Shaw is elated by the discovery, but Orla sees it differently.
“‘People came here and died. Of tuberculosis. In our backyard. Maybe our land is haunted by people who died here?”
The most unsettling thing, however, is the pine tree, a 500-year-old giant, dwarfing the trees around it.
Shaw says it speaks to him. It inspires him. Orla has to agree. His paintings are beautiful, often whimsical, occasionally disturbing. Daughter Eleanor Queen says she also feels an affinity for the giant pine while Orla and Tycho feel nothing.
Perhaps it’s the isolation, the sudden change in environment, but all Orla senses is unease and dread. Shaw shuts himself in his studio, creating more and more bizarre paintings. Eleanor Queen becomes hostile, talking back and becoming disobedient.
A second blizzard seals the family inside the house with no phone service or internet, forcing Orla’s fraying nerves to the snapping point.
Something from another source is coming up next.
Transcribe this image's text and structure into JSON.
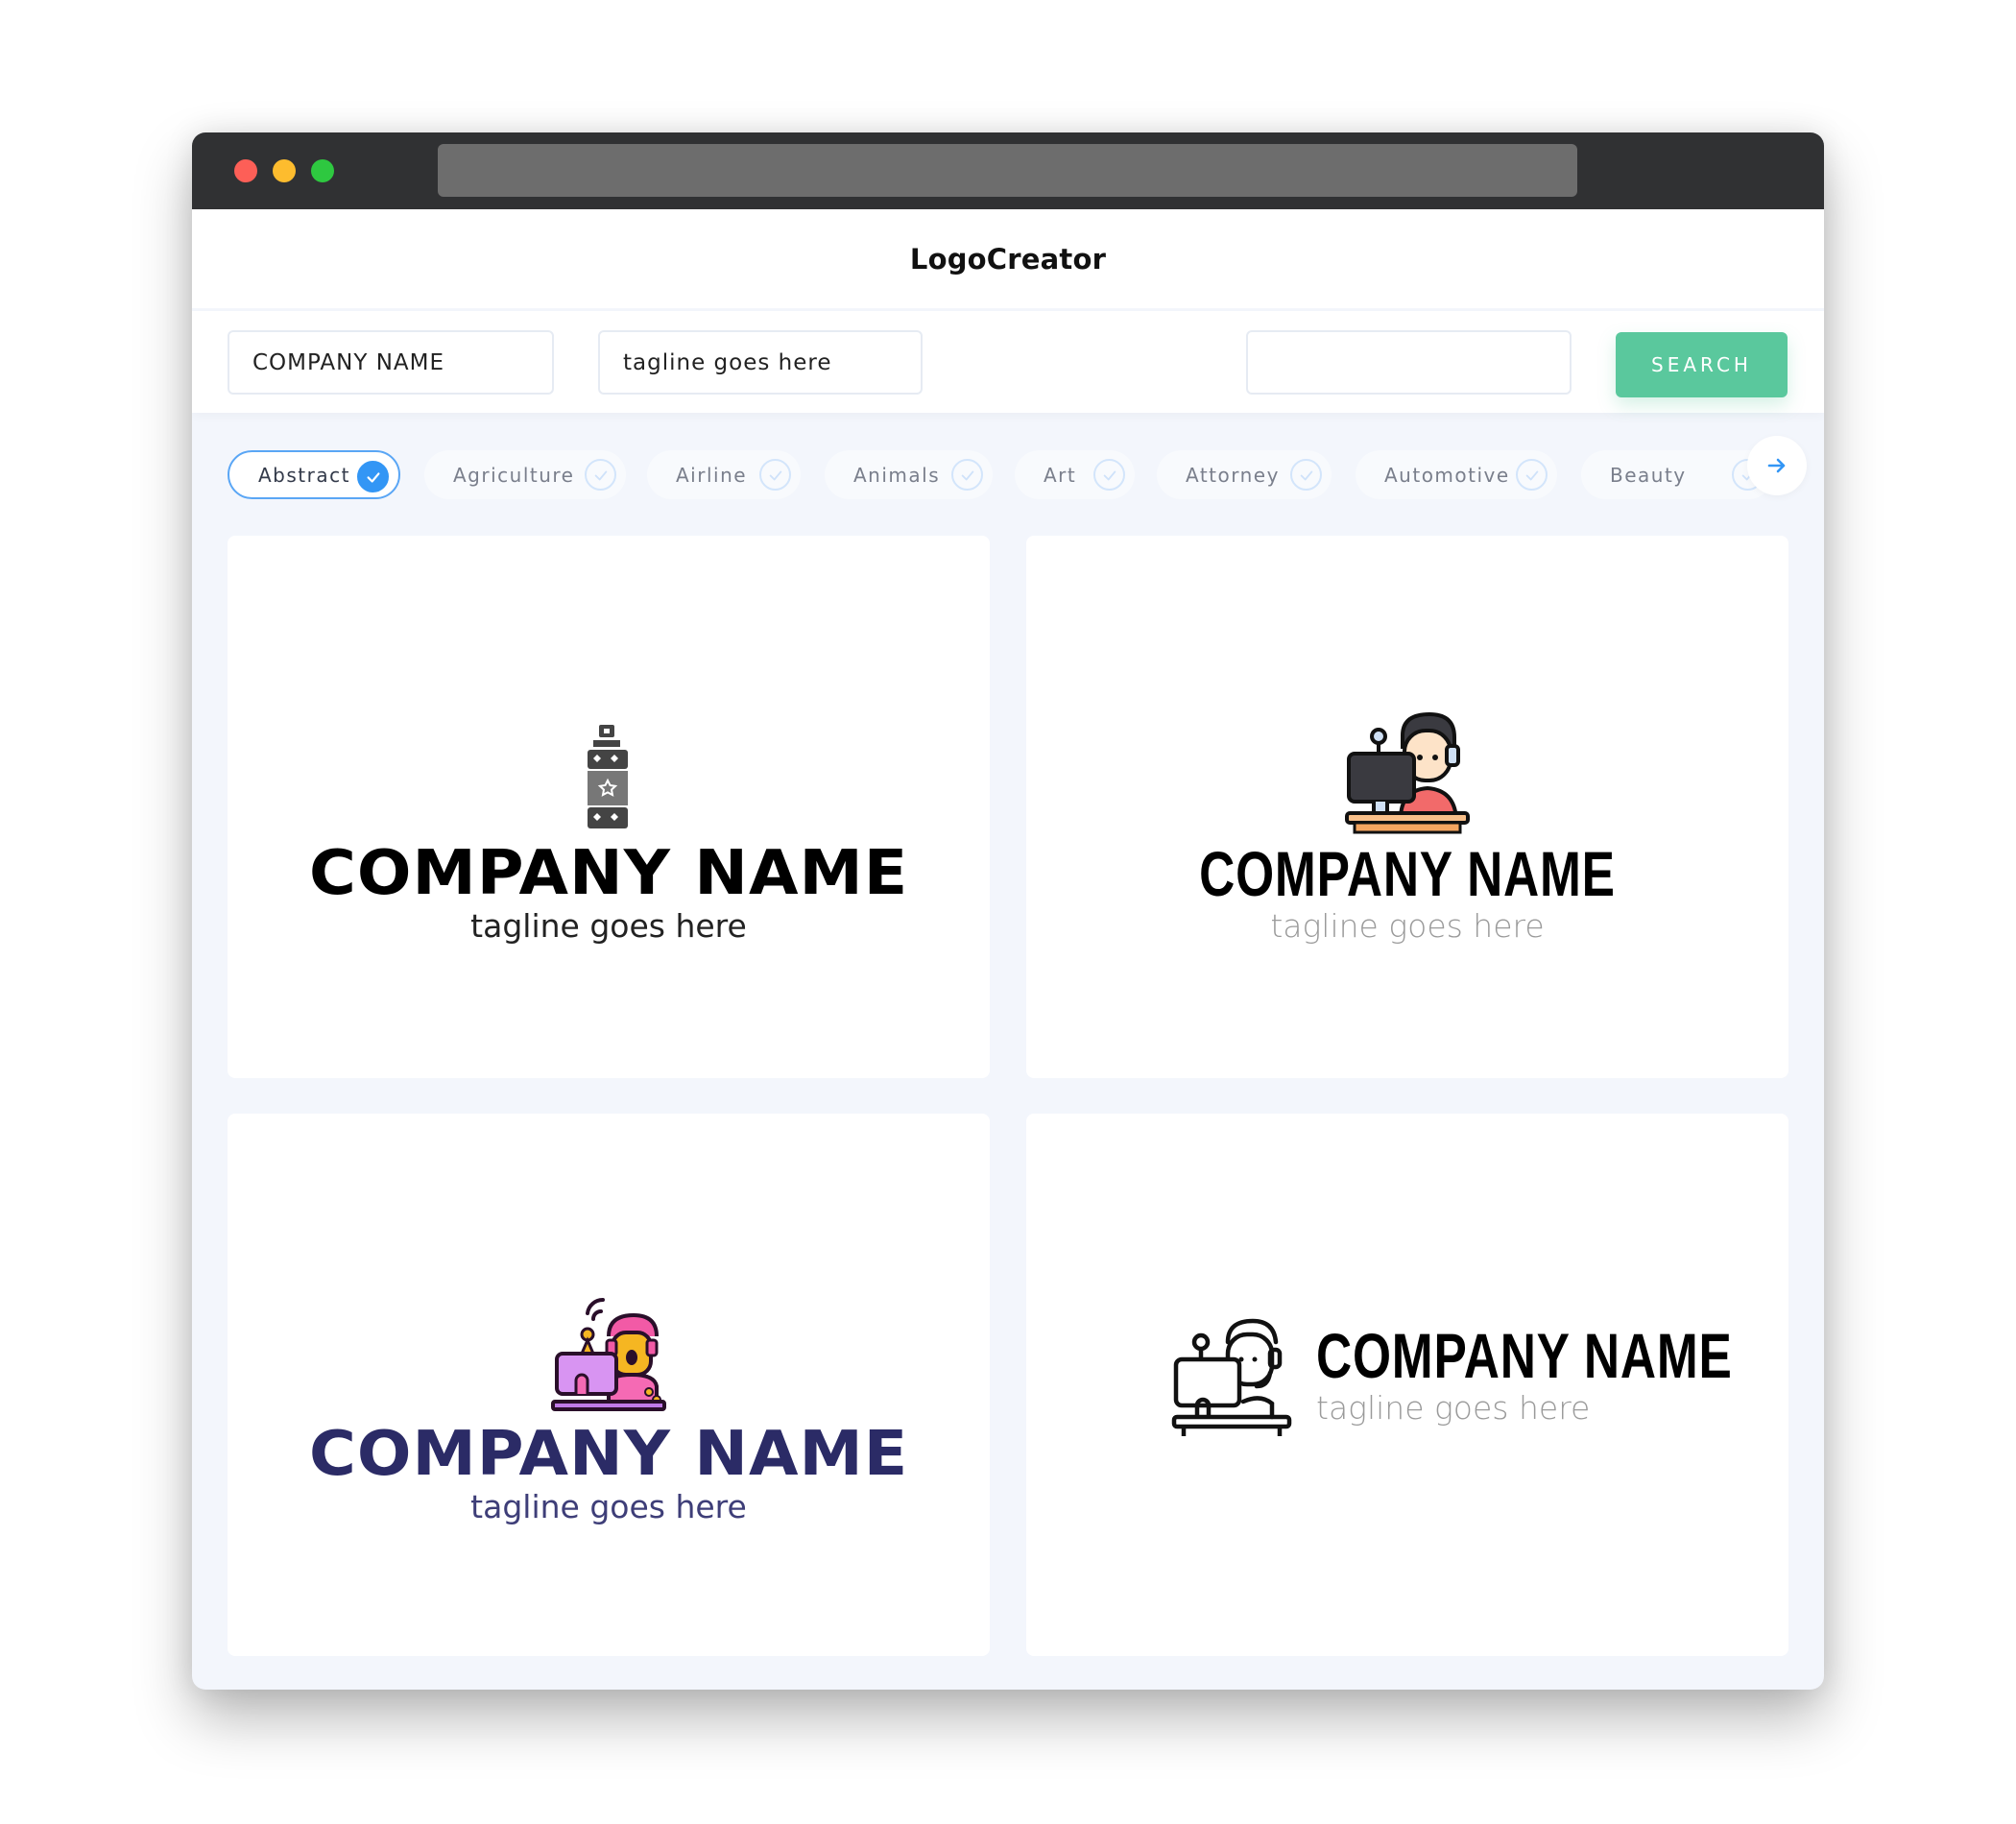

Shaw becomes distant, forbidding anyone entrance to the studio, but Orla forces her way inside—to find him with a shotgun, resting against his mouth.
His explanation is an incoherent ramble.
“‘Someone, something needed me. I couldn’t let it in. It kept pushing at my consciousness—In, in, in, it said. It scared me, Orlie. What if I couldn’t stop it? It’s bigger than me, stronger.’”
Orla offers the only solution: “‘We’re gonna get out of here.’”
It doesn’t happen. The snow prevents escape, and soon, Orla discovers the entity haunting Shaw has turned its attention to Eleanor Queen.
What is the connection between the giant pine, the ruins of the cabin, and the patient who died there? What does the thing want?
Winter and snowfall always bring a sense of isolation, even for those living in a big city, as if a blanket of white becomes a barrier to more civilized aspects. As the others adjust to their new home, it initially seems only Orla is affected simply because she’s no longer the center of attention, removed from her natural habitat, the city. The odd things happening are explained away as part of their new environment, happenings one wouldn’t experience in a city, events occurring only in the remote countryside.
Gradually, through Shaw’s experiences and then Eleanor Queen’s dreams, the insidious idea of possession creeps in. There’s an entity in the forest, somehow connected to the giant pine that lords itself over the other trees. Its age alone sets it apart, and somehow, it knows the secret thing attempting to invade the family’s minds and lives.
Eventually, it will become a battle of wills between Orla and this sentient essence inhabiting the tree. An unseen entity will test the defensive power of maternal love to its utmost, and the outcome is the revelation of a haunting future for all.
Wonderland is a subtle and haunting nerve-wringer.